With prescription drugs, the scope of preemption is exactly the reverse. The less heavily regulated drugs – generics approved by the “abbreviated” NDA process – enjoy far more preemption protection than do the more heavily regulated innovator drugs as to which the Agency independently assesses safety and effectiveness. This seems backward to us, which is why we agree with Dean Chemerinsky’s initial proposition that the extant preemption regime for prescription drugs “makes no sense.”
So our proposal for Congressional action on FDCA preemption issues would be for Congress to create a level statutory playing field by equalizing express preemption for both prescription drugs and prescription medical devices by extending the current device-only preemption clause to cover
drugs as well.
But we’d consider (if we were kings of the world) going even further. If it could be suitably cabined, we’d even be willing to consider changing the FDCA’s no private right of action clause. Here, we are informed – generally, not by every statutory jot and tittle – by the Vaccine Act (we’ve discussed this here
and here). The Vaccine Act more or less junks the tort system altogether in favor of a private federal cause of action. We’d be willing to trade a private FDCA right of action based on violations of the FDCA for getting rid of the current crazy quilt of 50 different state-law tort systems. As long as there’s some reasonable mechanism for the FDA itself to opine (perhaps by advisory opinion at the behest of either party) that what a particular plaintiff is alleging actually did violate the FDCA, and is not some fantasy created by a hired-gun FDA “expert,” we have no philosophical objection to predicating all compensation for drug or device related injuries on a defendant’s compliance with its obligations under the FDCA; where, of course, non-compliance actually caused the injury to the plaintiff. That seems to us to be the apotheosis of the “high regulation/low litigation model” that we endorsed back in 2008.

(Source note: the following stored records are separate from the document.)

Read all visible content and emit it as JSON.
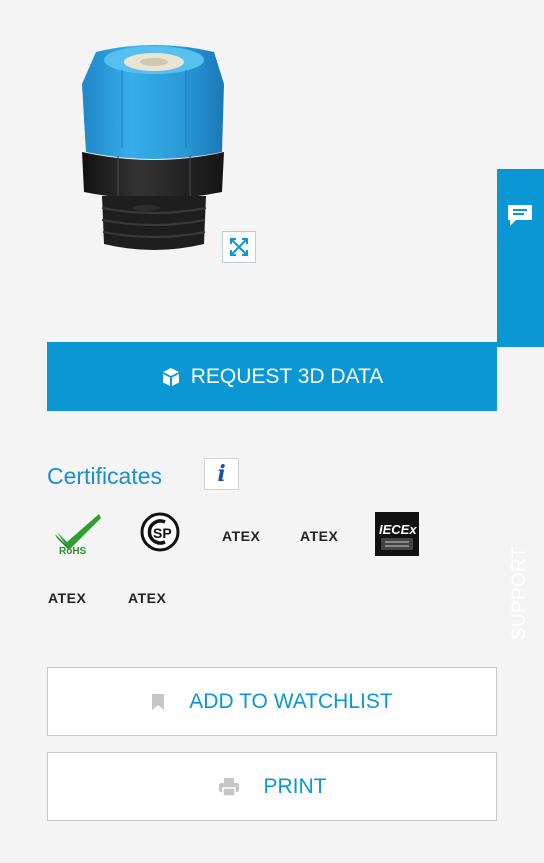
{
  "support": {
    "label": "SUPPORT",
    "icon": "chat-icon"
  },
  "request_3d": {
    "label": "REQUEST 3D DATA",
    "icon": "cube-icon"
  },
  "certificates": {
    "title": "Certificates",
    "info_glyph": "i",
    "logos": [
      {
        "name": "rohs",
        "text": "RoHS"
      },
      {
        "name": "csa",
        "text": "SP"
      },
      {
        "name": "atex-1",
        "text": "ATEX"
      },
      {
        "name": "atex-2",
        "text": "ATEX"
      },
      {
        "name": "iecex",
        "text": "IECEx"
      },
      {
        "name": "atex-3",
        "text": "ATEX"
      },
      {
        "name": "atex-4",
        "text": "ATEX"
      }
    ]
  },
  "watchlist": {
    "label": "ADD TO WATCHLIST",
    "icon": "bookmark-icon"
  },
  "print": {
    "label": "PRINT",
    "icon": "printer-icon"
  },
  "colors": {
    "accent": "#0b96d4",
    "background": "#f4f4f4",
    "cable_gland_blue": "#2aa3e3",
    "cable_gland_black": "#1e1e1e"
  }
}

So that’s our counterproposal to Dean Chemerinsky’s recommendation that Congress simply amend the FDCA to allow even more liability. Our proposal addresses the same nonsensical aspect of current preemption doctrine and not only fixes it, but gets rid of a second, equally nonsensical anomaly in current FDCA preemption jurisprudence – the existence of express preemption for medical devices, but not for prescription drugs approved by the FDA under essentially the same level of scrutiny.
As much as we admire Dean Chemerinsky, we think our proposal makes a lot more logical and legal sense. But we’re sure that both his and our proposals share one fundamental attribute – both of them have the same likelihood, which is to say zero percent, of being enacted into law by the current do-nothing Congress.